Но Лжец не слушал. Его взгляд скользил мимо Мудрейшего, стремясь проникнуть в покои Дворца.

— Он сможет? Да? Сможет?

— Сможет что?

— Бежать снова. Сегодня ему помешали — и он споткнулся. Но в другой раз он сможет? Скажи!

Старец рассматривал юношу с неким глубоко профессиональным интересом.

— Не думаю, — проговорил он наконец негромко. — И даже больше того, я уверен — не сможет.
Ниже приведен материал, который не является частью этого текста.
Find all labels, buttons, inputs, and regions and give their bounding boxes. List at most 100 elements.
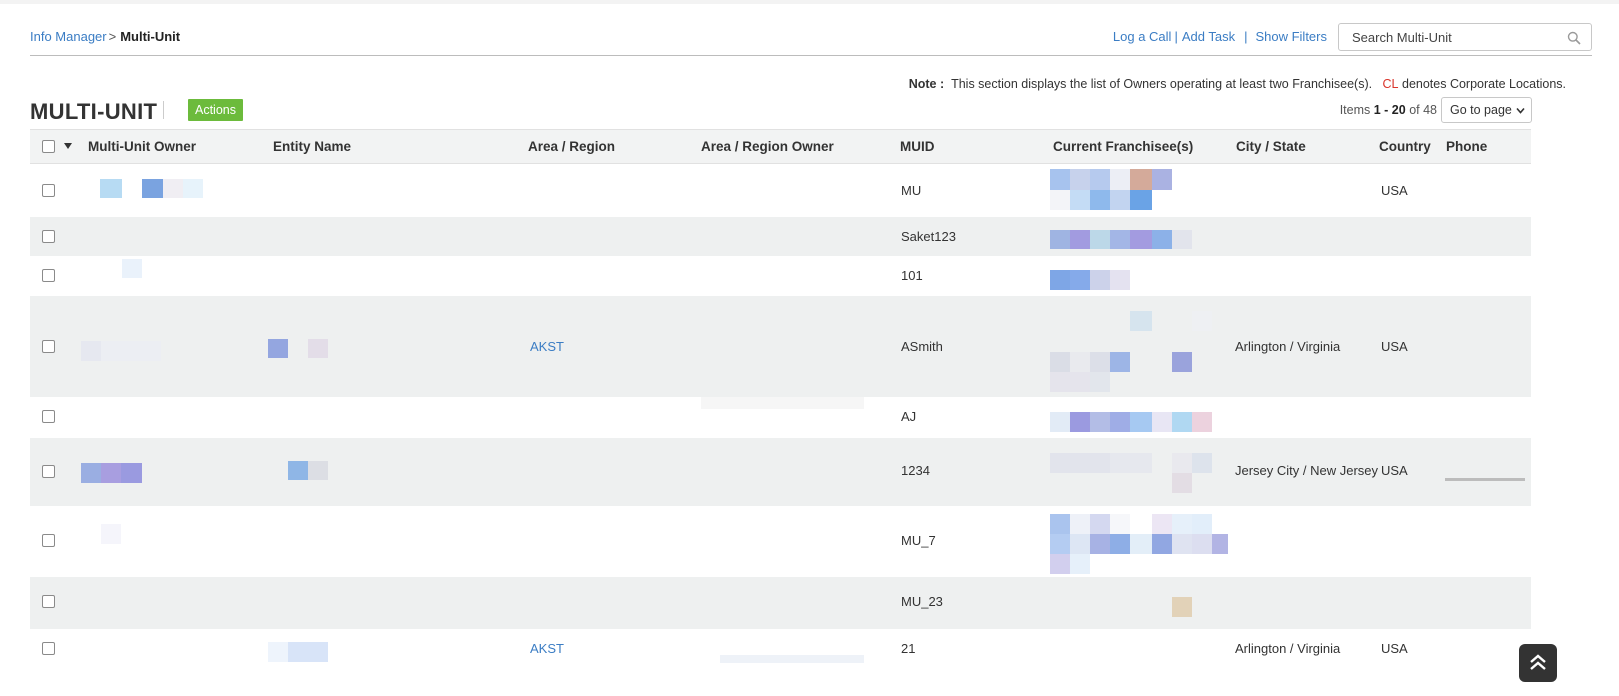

Он вошел во Дворец. А Лжец остался стоять на ступеньках, подергиваясь, дрожа, нервно поглаживая побледневшую кожу У губ.

* * *

Прелестная-Как-Цветок все выместила на Принце. С размаху съездив его по щеке в скрытом от посторонних взглядов дворцовом покое, она сполна рассчиталась за ласки, дарившиеся на глаза у толпы. И так как солнце уже садилось, Принц, хныча, пошел спать.

Так же просто распорядиться Лжецом было ей не под силу. Он подстерег ее в темном пустом коридоре и крепко схватил за запястье.

— Не давай воли рукам!

— А я не даю, — ответил он тихо. — Ты что? Не можешь думать о чем-нибудь, кроме объятий?

— После того, что ты сделал…

— Я? Мы — ты хотела сказать!

— Мне даже думать об этом невыносимо.

— А ты не думай. Ты действуй. И действуй правильно.

Ища поддержки, она бессильно к нему прижалась:

— Я так устала… я совершенно запуталась; я хочу… даже не знаю чего.

Он обнял ее, потрепал по плечу:

— Ну-ну, ладно, будет.

— Ты весь дрожишь.

— А ты думаешь, не с чего? Я в смертельной опасности. Раньше случалось бывать в переделках, но все-таки не в таких. Так что, пожалуйста, действуй. Понятно?

Она отшатнулась и выпрямилась надменно:

— Ты хочешь, чтобы я была хорошей? Ты?

— Хорошей? Нет!.. А хотя, в общем, да. Будь тем, что ты называешь хорошей. Будь очень хорошей!

— Отлично!

Она повернулась и гордым шагом направилась прочь. Но в конце коридора ее догнал шепот. Казалось, что прямо над ухом прошелестело:

— Это ведь ради меня!

Воздух был жарким, но она вздрогнула; опустила глаза, стараясь не видеть призрачных в полумраке, со стен смотревших фигур. Предосторожность излишняя: смесь голосов и музыки, которая доносилась теперь из пиршественного зала, скрадывала наверняка любой шепот. Она прошла зал насквозь и отдернула занавесь в дальнем углу. Здесь, в наглухо отгороженном, ослепительно освещенном пространстве, молча и боязливо, страшась скорых на расправу покрытых хной ладошек и крашеных ноготков, ждали ее служанки. Но в этот вечер Прелестной было решительно не до них. Безмолвная, замкнутая, сосредоточенная и целеустремленная, она позволила раздеть себя, натереть благовониями, распустить волосы по спине и сменить украшения. Потом прошла вперед и села перед зеркалом. Так, словно опустилась перед алтарем.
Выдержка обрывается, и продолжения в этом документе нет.